Eberly College of Science | |
Dean: | Tracy Langkilde |
Students: | 4,200 (Fall 2020) |
Undergrad: | 3,450 (Fall 2020) |
Postgrad: | 750 (Fall 2020)[1] |
Country: | U.S. |
The Eberly College of Science is the science college of Pennsylvania State University in University Park, Pennsylvania. It was founded in 1859 by Jacob S. Whitman, professor of natural science. The College offers baccalaureate, master's, and doctoral degree programs in the basic sciences. It was named after Robert E. Eberly.
Eberly College of Science offers sixteen majors in four disciplines: Life Sciences, Physical Sciences, Mathematical Sciences and Interdisciplinary Studies.[2]

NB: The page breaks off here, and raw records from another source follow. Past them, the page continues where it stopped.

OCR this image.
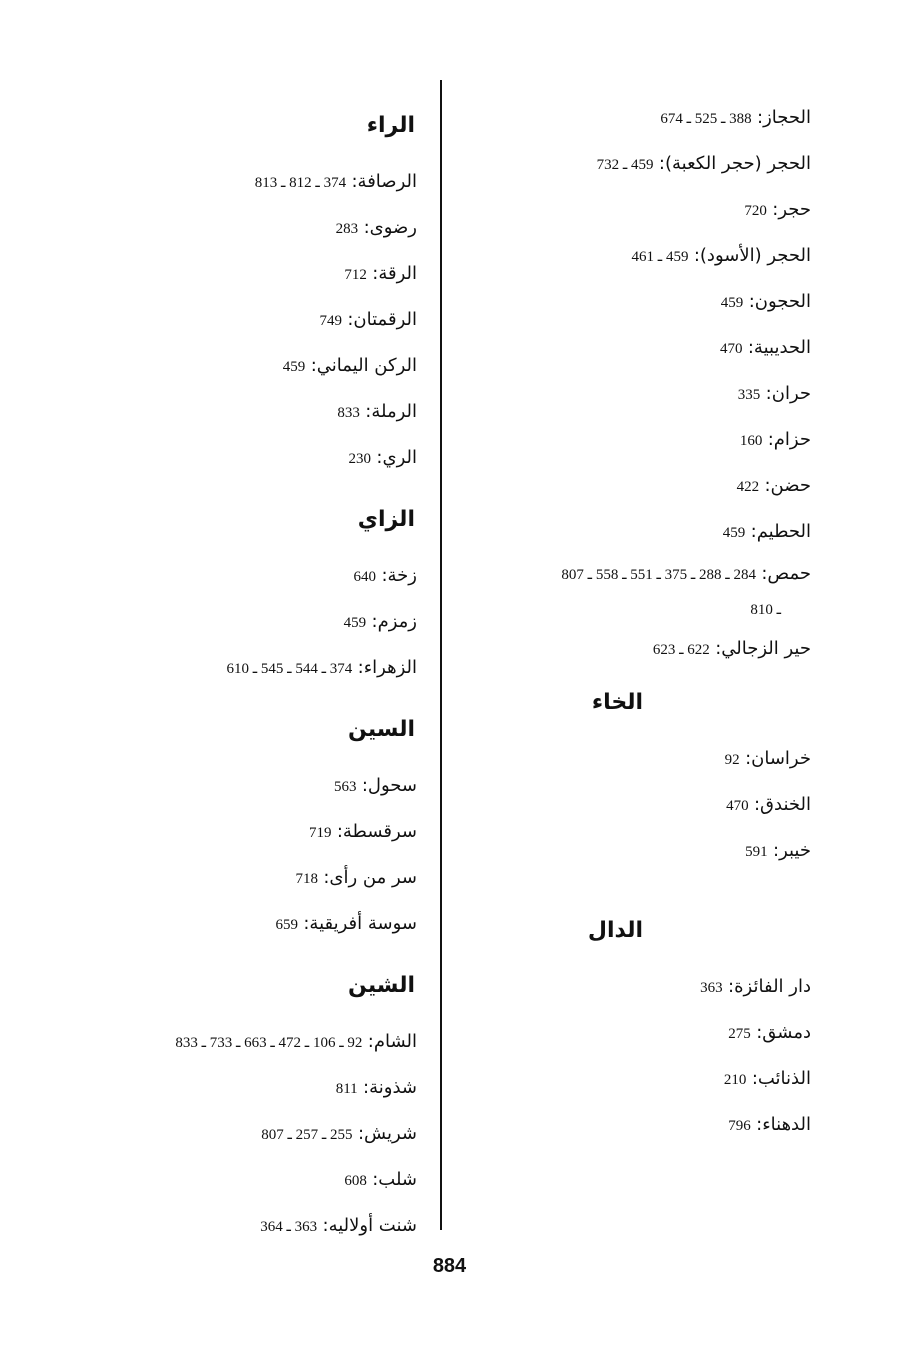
الحجاز: 388 ـ 525 ـ 674
الحجر (حجر الكعبة): 459 ـ 732
حجر: 720
الحجر (الأسود): 459 ـ 461
الحجون: 459
الحديبية: 470
حران: 335
حزام: 160
حضن: 422
الحطيم: 459
حمص: 284 ـ 288 ـ 375 ـ 551 ـ 558 ـ 807
ـ 810
حير الزجالي: 622 ـ 623
الخاء
خراسان: 92
الخندق: 470
خيبر: 591
الدال
دار الفائزة: 363
دمشق: 275
الذنائب: 210
الدهناء: 796
الراء
الرصافة: 374 ـ 812 ـ 813
رضوى: 283
الرقة: 712
الرقمتان: 749
الركن اليماني: 459
الرملة: 833
الري: 230
الزاي
زخة: 640
زمزم: 459
الزهراء: 374 ـ 544 ـ 545 ـ 610
السين
سحول: 563
سرقسطة: 719
سر من رأى: 718
سوسة أفريقية: 659
الشين
الشام: 92 ـ 106 ـ 472 ـ 663 ـ 733 ـ 833
شذونة: 811
شريش: 255 ـ 257 ـ 807
شلب: 608
شنت أولاليه: 363 ـ 364
884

Current Eberly faculty members include fourteen members of the United States National Academy of Sciences,[3] considered one of the highest honors that can be bestowed upon a U.S. scientist, and three members of the British Royal Society. Eberly faculty members were the first to: "see" an atom (physicist Erwin Mueller); formulate covariant quantum gravity (physicist Abhay Ashtekar); discover practical synthesis of the pregnancy hormone progesterone (chemist Russell Marker);[4] and discover planets outside the Solar System (astronomer Alex Wolszczan). University researchers also designed the world's largest optical telescope, the Hobby-Eberly Telescope.
College graduates include Nobel Prize winner Paul Berg and three U.S. astronauts. Langkilde was appointed the dean of the Eberly College of Science on October 1, 2020.[5]